Out last sports teacher wouldn’t have made the effort. And who knows how many other great students walked through our doors, and didn’t get a chance to train/go big because of funds/transport/staff engagement etc.
In taking your wife’s side.
Competition squeezes blood from a stone. There are very few world records that were set without intention.
To your side, you could argue that I am making your point. Perhaps some folks haven’t been thrust up to the plate to take a swing, and this haven’t been tempered in competition. Also, it’s possible that knowing what the records are imposes psychological limitations. For example, Ewa Kawakami, at 9 years old, did three back to back 900s in xgames skateboarding vert recently. Tony hawk asked him how long after his first 720 did he land a 900. He said “the next day.”
I am still going with competition being requisite for peak form. There are exceptions, probably for stuff like Worlds Strongest Man, but something like sprinting, deadlifts, marathon, fastest playthrough of flight of the bumblebee, etc, all take dedication and competition to rise to the top
Yes and no.
I’ve never played football; to think I could outplay, say, Sir David Beckham in his prime or whomever, is just complete and utter nonsense — in my current state.
Now, if I’d been playing football since I was a wee lad and I had built up that skill over the course of my life as I assume he has, maybe there is a chance I could have competed on his level. But we’ll never know because I spent my life playing video games and reading books. I’m fine with the fact that I probably have more hours in Cyberpunk 2077 than he does. (That does not matter to me in the slightest. I’m just saying there are things I can do better than a professional/world renowned football player. And not that I am the best in the world at those things, either.)
Furthermore, I think the people who will excel at those things are the people who are actually doing them, because they had an interest and it drives them. The exception would be people who injured out in school and never had a chance to go pro.

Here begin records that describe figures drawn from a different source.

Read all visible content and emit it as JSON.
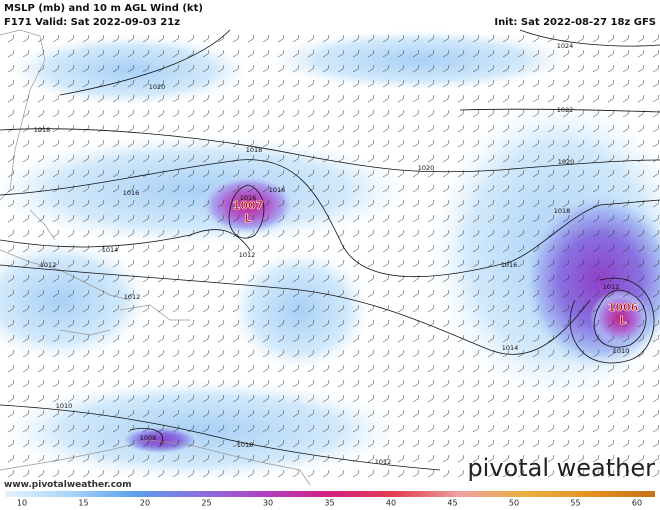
{
  "header": {
    "title": "MSLP (mb) and 10 m AGL Wind (kt)",
    "valid": "F171 Valid: Sat 2022-09-03 21z",
    "init": "Init: Sat 2022-08-27 18z GFS"
  },
  "isobar_labels": [
    "1024",
    "1020",
    "1022",
    "1018",
    "1018",
    "1020",
    "1020",
    "1016",
    "1016",
    "1018",
    "1016",
    "1014",
    "1012",
    "1012",
    "1016",
    "1012",
    "1012",
    "1014",
    "1010",
    "1010",
    "1008",
    "1010",
    "1012"
  ],
  "lows": [
    {
      "pressure": "1007",
      "symbol": "L"
    },
    {
      "pressure": "1006",
      "symbol": "L"
    }
  ],
  "colorbar": {
    "ticks": [
      10,
      15,
      20,
      25,
      30,
      35,
      40,
      45,
      50,
      55,
      60
    ]
  },
  "watermark": "www.pivotalweather.com",
  "logo": "pivotal weather"
}
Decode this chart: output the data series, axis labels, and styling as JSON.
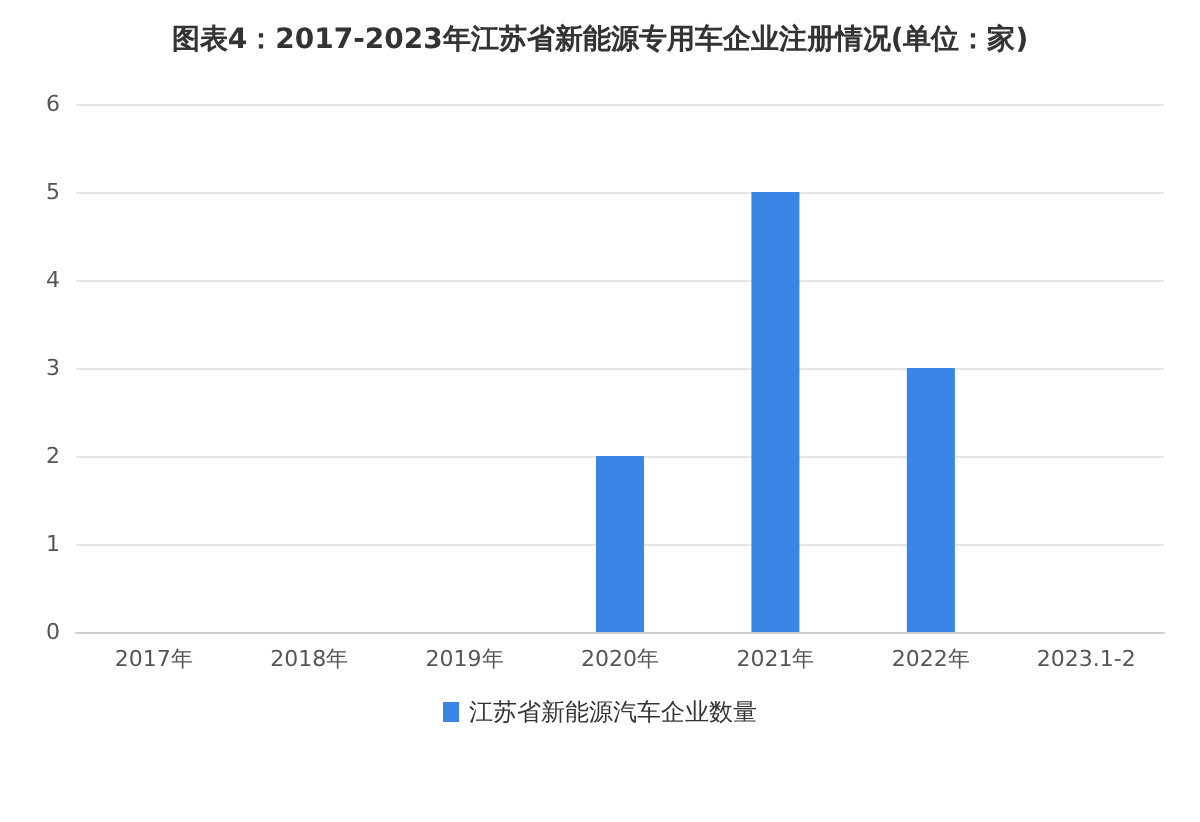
{
  "chart_data": {
    "type": "bar",
    "title": "图表4：2017-2023年江苏省新能源专用车企业注册情况(单位：家)",
    "categories": [
      "2017年",
      "2018年",
      "2019年",
      "2020年",
      "2021年",
      "2022年",
      "2023.1-2"
    ],
    "series": [
      {
        "name": "江苏省新能源汽车企业数量",
        "color": "#3a86e6",
        "values": [
          0,
          0,
          0,
          2,
          5,
          3,
          0
        ]
      }
    ],
    "ylim": [
      0,
      6
    ],
    "yticks": [
      0,
      1,
      2,
      3,
      4,
      5,
      6
    ],
    "grid": "y",
    "legend": "bottom"
  }
}
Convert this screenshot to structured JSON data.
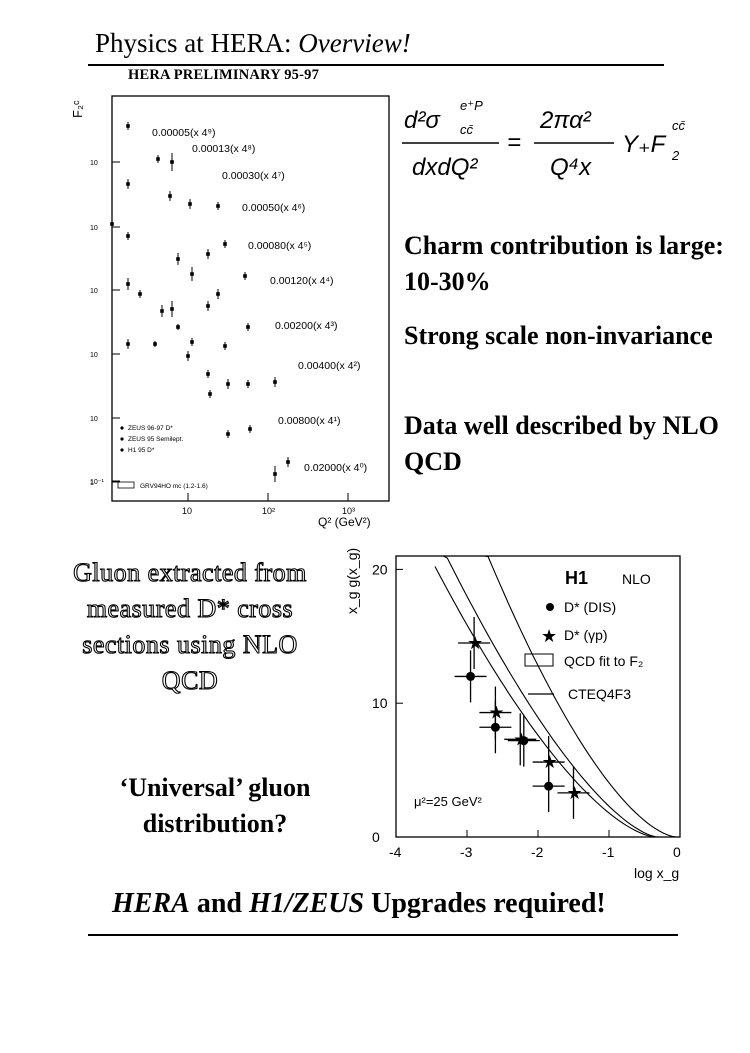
{
  "slide": {
    "title_plain": "Physics at HERA: ",
    "title_italic": "Overview!",
    "left_panel_header": "HERA PRELIMINARY 95-97"
  },
  "formula": {
    "lhs_num": "d²σ",
    "lhs_num_sup": "e⁺P",
    "lhs_num_sub": "cc̄",
    "lhs_den": "dxdQ²",
    "rhs_num": "2πα²",
    "rhs_den": "Q⁴x",
    "rhs_tail": "Y₊F",
    "rhs_tail_sub": "2",
    "rhs_tail_sup": "cc̄"
  },
  "bullets": [
    "Charm contribution is large: 10-30%",
    "Strong scale non-invariance",
    "Data well described by NLO QCD"
  ],
  "gluon_text": "Gluon extracted from measured D* cross sections using NLO QCD",
  "universal_text": "‘Universal’ gluon distribution?",
  "bottom": {
    "italic1": "HERA",
    "plain1": " and ",
    "italic2": "H1/ZEUS",
    "plain2": " Upgrades required!"
  },
  "chart_data": [
    {
      "type": "scatter",
      "ylabel": "F₂ᶜ",
      "xlabel": "Q² (GeV²)",
      "x_scale": "log",
      "x_tick_labels": [
        "10",
        "10²",
        "10³"
      ],
      "y_tick_labels": [
        "10",
        "10",
        "10",
        "10",
        "10",
        "1",
        "10⁻¹"
      ],
      "annotations": [
        "0.00005(x 4⁹)",
        "0.00013(x 4⁸)",
        "0.00030(x 4⁷)",
        "0.00050(x 4⁶)",
        "0.00080(x 4⁵)",
        "0.00120(x 4⁴)",
        "0.00200(x 4³)",
        "0.00400(x 4²)",
        "0.00800(x 4¹)",
        "0.02000(x 4⁰)"
      ],
      "legend": [
        "ZEUS 96-97 D*",
        "ZEUS 95 Semilept.",
        "H1 95 D*",
        "GRV94HO mc (1.2-1.6)"
      ],
      "legend_position": "bottom-left"
    },
    {
      "type": "scatter",
      "xlabel": "log x_g",
      "ylabel": "x_g g(x_g)",
      "xlim": [
        -4,
        0
      ],
      "ylim": [
        0,
        21
      ],
      "x_ticks": [
        -4,
        -3,
        -2,
        -1,
        0
      ],
      "y_ticks": [
        0,
        10,
        20
      ],
      "legend_title": "H1",
      "legend_subtitle": "NLO",
      "legend": [
        "D* (DIS)",
        "D* (γp)",
        "QCD fit to F₂",
        "CTEQ4F3"
      ],
      "legend_position": "top-right",
      "annotation": "μ²=25 GeV²",
      "series": [
        {
          "name": "D* (DIS)",
          "marker": "circle",
          "points": [
            [
              -2.95,
              12.0
            ],
            [
              -2.6,
              8.2
            ],
            [
              -2.2,
              7.2
            ],
            [
              -1.85,
              3.8
            ]
          ]
        },
        {
          "name": "D* (γp)",
          "marker": "star",
          "points": [
            [
              -2.9,
              14.5
            ],
            [
              -2.6,
              9.3
            ],
            [
              -2.25,
              7.3
            ],
            [
              -1.85,
              5.6
            ],
            [
              -1.5,
              3.3
            ]
          ]
        }
      ]
    }
  ]
}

So if you change their past and remove that one incident, they could have gone pro and may have gone on to set records. But those of us who never had an interest in playing? No, I do not think we would ever measure up to one who has lived and breathed the sport their whole life.
Nah. IMO genetics is a pre-requisite, but just one component. If you have the right body, you can be competitive if you do everything else.
BINGO!
i always wonder how the usa would fare in soccer if it actually had its top athletes playing the game. usually its the 4th or 5th tier athletes who play soccer growing up. the upper tiers either go into football, baseball, basketball, or hockey
it’s america, most just go where the $ is. wages are capped, it aint called the labor trap for nothing. you want to escape you better learn to jump or maks your misery entertaining, got go win that lottery or you’re family/community will stay poor for atleast another generation
There has been a huge uptick in interest in the sport of weightlifting because of crossfit. Hampton Morris was our first US male Olympics medalist since the 1960s, and Olivia Reeves won gold.
I think for sports like weightlifting talent is pulled away by professional sports. You could go to the Olympics, or you could go play for an NFL team.
It costs a lot of money.
That’s true about everything. How many Mozarts are out there that never picked up an instrument? My son has a world-class, heartbreaking singing voice, but he has absolutely no interest in pursuing it, even as a hobby.
How many great writers, great chefs, great runners, great artists, even great mathematicians, etc. who just weren’t interested in the subject?
Kolanaki@pawb.social 2 hours ago
I wanna smash the record for taking the most creampies in 24 hours.